Learning From a Different Place – Part 16
David Freund, Chief Leadership Officer
Does “Big Mo” really work? According to John Maxwell, momentum is the driving force behind law number 16. But, just because he says it’s a law, does it work? John says momentum is a leader’s best friend, and I think he’s right. Let’s take a few minutes to see why it works. The basic premise is that winning makes winning easier. Whether you are a sports team, a sales team, or a manufacturing team, when you are winning, it’s much easier to keep winning.
To start with, when things are going well, you are much more optimistic, and you see problems as opportunities to grow and get better. Even problems on the factory floor are viewed as your systems providing you with feedback, rather than an endless run of issues. Michael Jordan said that a loss was only a loss if he didn’t learn something from it. He was allowing The Law of Big Mo to propel him to higher performance levels.
Ten years ago, I thought this was pretty basic. When things are going well, life is much easier, and you need to sustain it as long as you can. Riding the wave of success is living out The Law of Big Mo. Today I see a much deeper reality. The Law of Big Mo is the leader’s responsibility. It’s my job to orchestrate the wins so the momentum continues. Let’s clear up a few details first. Momentum is an exaggerator. When it’s on our side, we look better than we really are. When it’s not, well, hold on because we will look much worse than we really are. Momentum can make the leader look much better than they are, so don’t let it go to your head. Like the old proverb says, “Pride goeth before the fall.” Momentum is easier to steer than to start. Please don’t waste it when it’s working for you.
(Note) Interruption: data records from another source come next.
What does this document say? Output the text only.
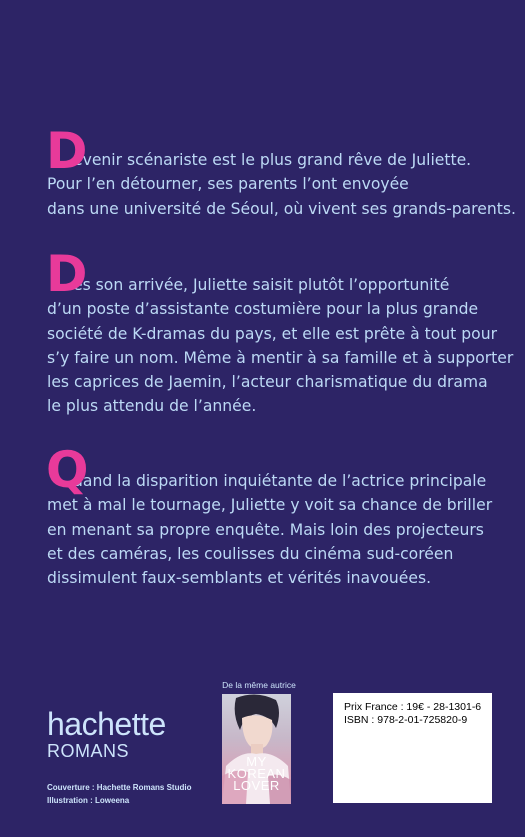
D
evenir scénariste est le plus grand rêve de Juliette.
Pour l’en détourner, ses parents l’ont envoyée
dans une université de Séoul, où vivent ses grands-parents.
D
ès son arrivée, Juliette saisit plutôt l’opportunité
d’un poste d’assistante costumière pour la plus grande
société de K-dramas du pays, et elle est prête à tout pour
s’y faire un nom. Même à mentir à sa famille et à supporter
les caprices de Jaemin, l’acteur charismatique du drama
le plus attendu de l’année.
Q
uand la disparition inquiétante de l’actrice principale
met à mal le tournage, Juliette y voit sa chance de briller
en menant sa propre enquête. Mais loin des projecteurs
et des caméras, les coulisses du cinéma sud-coréen
dissimulent faux-semblants et vérités inavouées.
hachette
ROMANS
Couverture : Hachette Romans Studio
Illustration : Loweena
De la même autrice
MY
KOREAN
LOVER
Prix France : 19€ - 28-1301-6
ISBN : 978-2-01-725820-9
Now let’s get back to the meat of this email. Since momentum is the leader’s responsibility, if I’m the leader, I need to motivate myself. It’s an inside job. I need to create and sustain a motivational environment around me. Think back to The Law of the Inner Circle. Who am I spending time with? Are they pulling me forward or dragging me down? What type of work energizes me? Am I setting my day up for success? What am I reading? What podcasts am I listening to? When we surround ourselves with activities and people that inspire us, we will be keeping the fire going. Remember, you can’t kindle a fire in someone else until it’s burning brightly inside yourself.
When you fine-tune your own momentum-building system, you will have the ability to build momentum for your team. When you can build and maintain momentum for your team, you are on the path to capitalizing on amazing opportunities.